The Long-only Trend Factor underperformed a naïve momentum strategy and its corresponding benchmark. The Long-short Trend factor returns was negative.

Even after “tuning” the look-back periods, the Trend Factor failed to beat momentum.

Constructing a portfolio of stocks using trend following seems to be a dead end. Our previous attempts at this — Dynamic Linear Model v1.0 and Dynamic Equity Trend-following — have yielded similar results as well.

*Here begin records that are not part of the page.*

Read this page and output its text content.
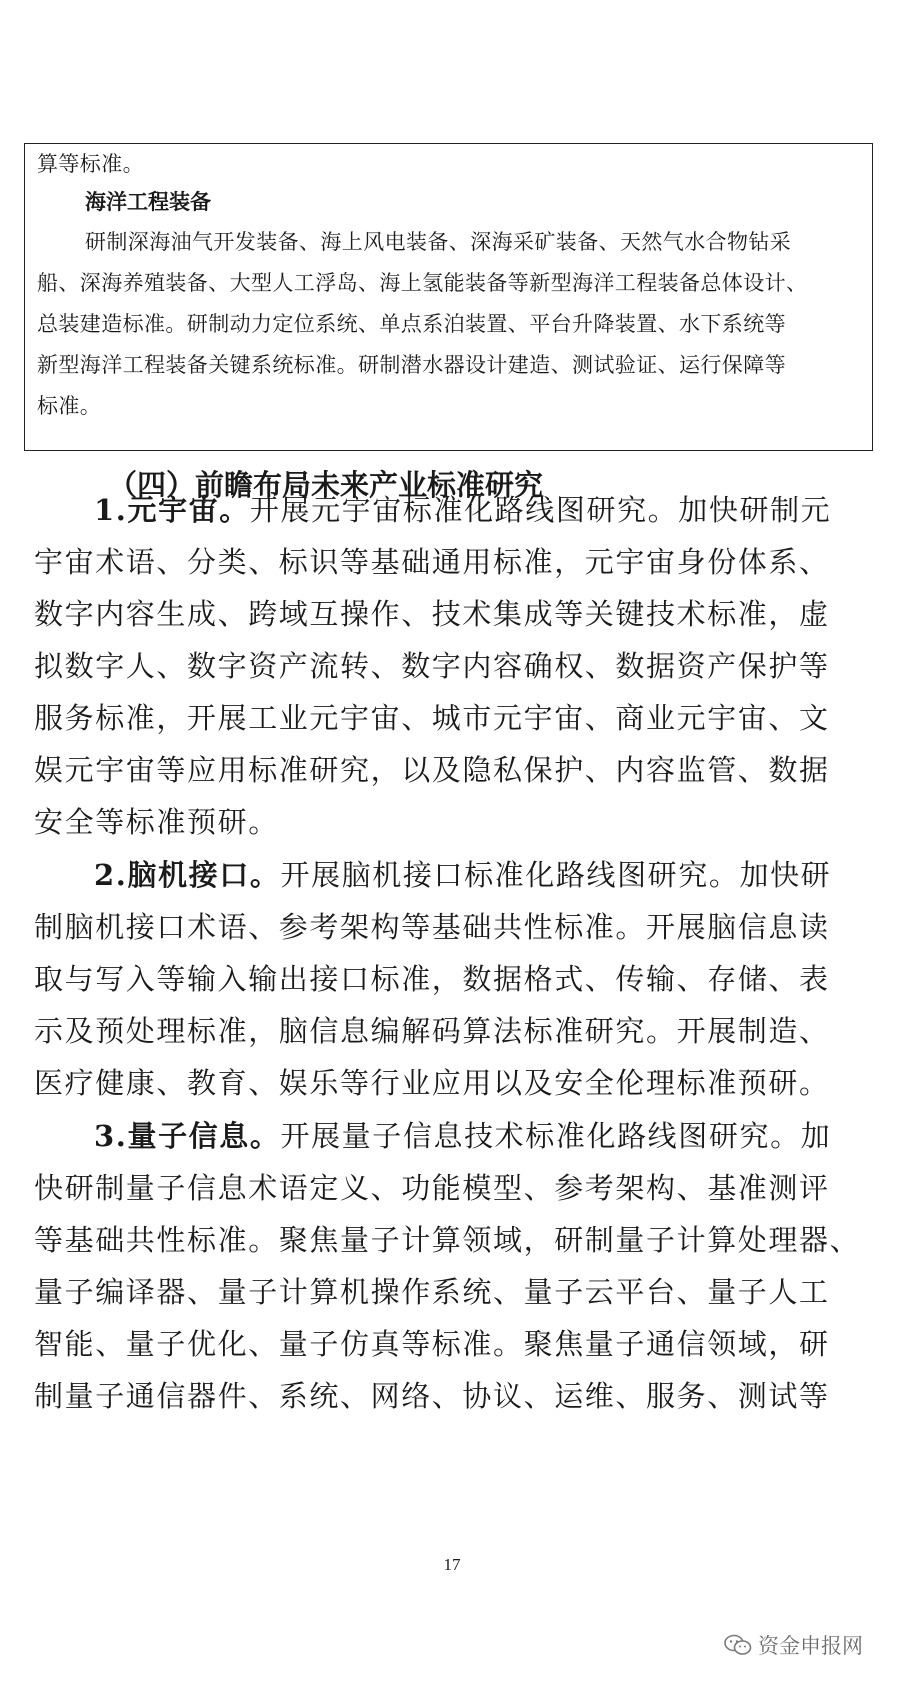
算等标准。
海洋工程装备
研制深海油气开发装备、海上风电装备、深海采矿装备、天然气水合物钻采
船、深海养殖装备、大型人工浮岛、海上氢能装备等新型海洋工程装备总体设计、
总装建造标准。研制动力定位系统、单点系泊装置、平台升降装置、水下系统等
新型海洋工程装备关键系统标准。研制潜水器设计建造、测试验证、运行保障等
标准。
（四）前瞻布局未来产业标准研究
1.元宇宙。开展元宇宙标准化路线图研究。加快研制元
宇宙术语、分类、标识等基础通用标准，元宇宙身份体系、
数字内容生成、跨域互操作、技术集成等关键技术标准，虚
拟数字人、数字资产流转、数字内容确权、数据资产保护等
服务标准，开展工业元宇宙、城市元宇宙、商业元宇宙、文
娱元宇宙等应用标准研究，以及隐私保护、内容监管、数据
安全等标准预研。
2.脑机接口。开展脑机接口标准化路线图研究。加快研
制脑机接口术语、参考架构等基础共性标准。开展脑信息读
取与写入等输入输出接口标准，数据格式、传输、存储、表
示及预处理标准，脑信息编解码算法标准研究。开展制造、
医疗健康、教育、娱乐等行业应用以及安全伦理标准预研。
3.量子信息。开展量子信息技术标准化路线图研究。加
快研制量子信息术语定义、功能模型、参考架构、基准测评
等基础共性标准。聚焦量子计算领域，研制量子计算处理器、
量子编译器、量子计算机操作系统、量子云平台、量子人工
智能、量子优化、量子仿真等标准。聚焦量子通信领域，研
制量子通信器件、系统、网络、协议、运维、服务、测试等
17
资金申报网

Momentum beats Trend-Following.

Code and charts are on github.

Standard breakout strategy

The book Following the Trend: Diversified Managed Futures Trading, Andreas Clenow, describes a simple “breakout” strategy:

If today’s close is higher or equal to the highest close in the past 50 days, we buy tomorrow; if the close is below or equal to the lowest close for the past 50 days, we sell open tomorrow and go short. A similar logic is used to get out of positions, where a long trade is sold when the close reaches the lowest point in 25 days and a short trade is covered when the price makes a 25-day high.

The book was published more than a decade ago and traders would’ve moved on from the basic strategy it described. However, we were curious if it ever worked at all on Indian indices. So, we ran a backtest.

Turns out, it never did.

Layering a trend filter seems to help a little.

While the strategy avoids some really steep drawdowns, the backtest doesn’t consider trading costs, taxes, etc.

While you could data-mine and get to a bunch of parameters that might work for “trading breakouts”, there is no reason why it should continue to work in the future.

Code and charts for other indices are on github.